Теперь Юэль жалел об этом. Он все еще не отдышался. И очень замерз. Пот словно иголками колол тело под майкой. Юэль взглянул вниз, на черную воду. Лед еще не появился. Но вода уже начала застывать.
«Я сейчас прыгну туда, — подумал Юэль. — Это ужасно. Я никогда не смогу снова встретиться с Гертруд. Зачем я это сделал?»
Но он не прыгнул в воду. Он вспомнил, что Гертруд тоже пыталась когда-то свести счеты с жизнью. Бросившись как раз в эту реку. У нее-то и вправду была для этого причина, потому что она безносая.
Юэль подумал, что стоит сейчас же вернуться к Гертруд. Она ведь даже не поняла, что случилось. Но, может, она ему это объяснит? Объяснит ему, что он наделал?

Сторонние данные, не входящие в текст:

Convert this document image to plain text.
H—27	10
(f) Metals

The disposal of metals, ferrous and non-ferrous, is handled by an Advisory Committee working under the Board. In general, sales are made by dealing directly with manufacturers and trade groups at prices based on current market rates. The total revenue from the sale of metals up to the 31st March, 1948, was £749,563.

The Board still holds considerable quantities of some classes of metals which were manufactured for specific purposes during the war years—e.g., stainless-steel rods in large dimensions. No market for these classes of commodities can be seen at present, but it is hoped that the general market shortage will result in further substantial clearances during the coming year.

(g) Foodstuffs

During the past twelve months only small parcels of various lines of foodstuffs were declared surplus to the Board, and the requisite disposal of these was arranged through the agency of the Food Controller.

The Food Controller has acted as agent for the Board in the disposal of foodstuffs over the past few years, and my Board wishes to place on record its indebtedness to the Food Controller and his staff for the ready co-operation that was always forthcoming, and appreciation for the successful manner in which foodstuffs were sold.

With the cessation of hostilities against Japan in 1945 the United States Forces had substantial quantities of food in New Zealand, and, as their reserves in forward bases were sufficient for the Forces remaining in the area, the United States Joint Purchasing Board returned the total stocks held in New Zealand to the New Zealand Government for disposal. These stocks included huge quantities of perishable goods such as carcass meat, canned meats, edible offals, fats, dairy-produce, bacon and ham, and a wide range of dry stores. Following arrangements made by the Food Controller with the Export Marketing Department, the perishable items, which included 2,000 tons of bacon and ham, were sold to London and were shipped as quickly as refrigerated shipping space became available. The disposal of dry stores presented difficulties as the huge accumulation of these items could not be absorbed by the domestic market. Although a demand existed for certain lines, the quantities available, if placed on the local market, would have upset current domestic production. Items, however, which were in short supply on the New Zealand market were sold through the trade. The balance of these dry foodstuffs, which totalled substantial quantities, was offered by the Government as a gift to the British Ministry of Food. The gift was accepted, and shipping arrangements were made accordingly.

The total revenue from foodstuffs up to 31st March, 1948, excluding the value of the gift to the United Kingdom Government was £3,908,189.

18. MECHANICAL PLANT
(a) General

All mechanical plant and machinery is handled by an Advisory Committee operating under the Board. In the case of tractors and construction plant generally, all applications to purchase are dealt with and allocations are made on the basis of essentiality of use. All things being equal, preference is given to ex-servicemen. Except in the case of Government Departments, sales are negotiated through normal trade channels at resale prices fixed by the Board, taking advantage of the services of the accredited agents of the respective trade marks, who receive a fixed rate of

Однако он не вернулся, потому что трусил. Он прокричал об этом, подняв лицо к небу:
«Потому что я трус. Я, Юэль Густафсон, мокрая курица!»
А затем он пошел домой. Он мерз и подпрыгивал, стуча зубами.
Когда он вошел в квартиру, Самуэль сидел у радиоприемника. О чем-то вещал скрипучий голос. Самуэль спал, склонив голову на грудь. Он спал с открытым ртом. Юэль тихо прокрался мимо него. Сейчас ему больше всего не хотелось, чтобы Самуэль проснулся. Хорошо бы весь мир погрузился сейчас в сон. Мальчик прикрыл за собой дверь, разделся и прыгнул в кровать. И стал медленно оттаивать. Он закрыл глаза и постарался представить, что все это ему только приснилось. Он не разбивал стакана в доме Гертруд. И ему совсем не грустно.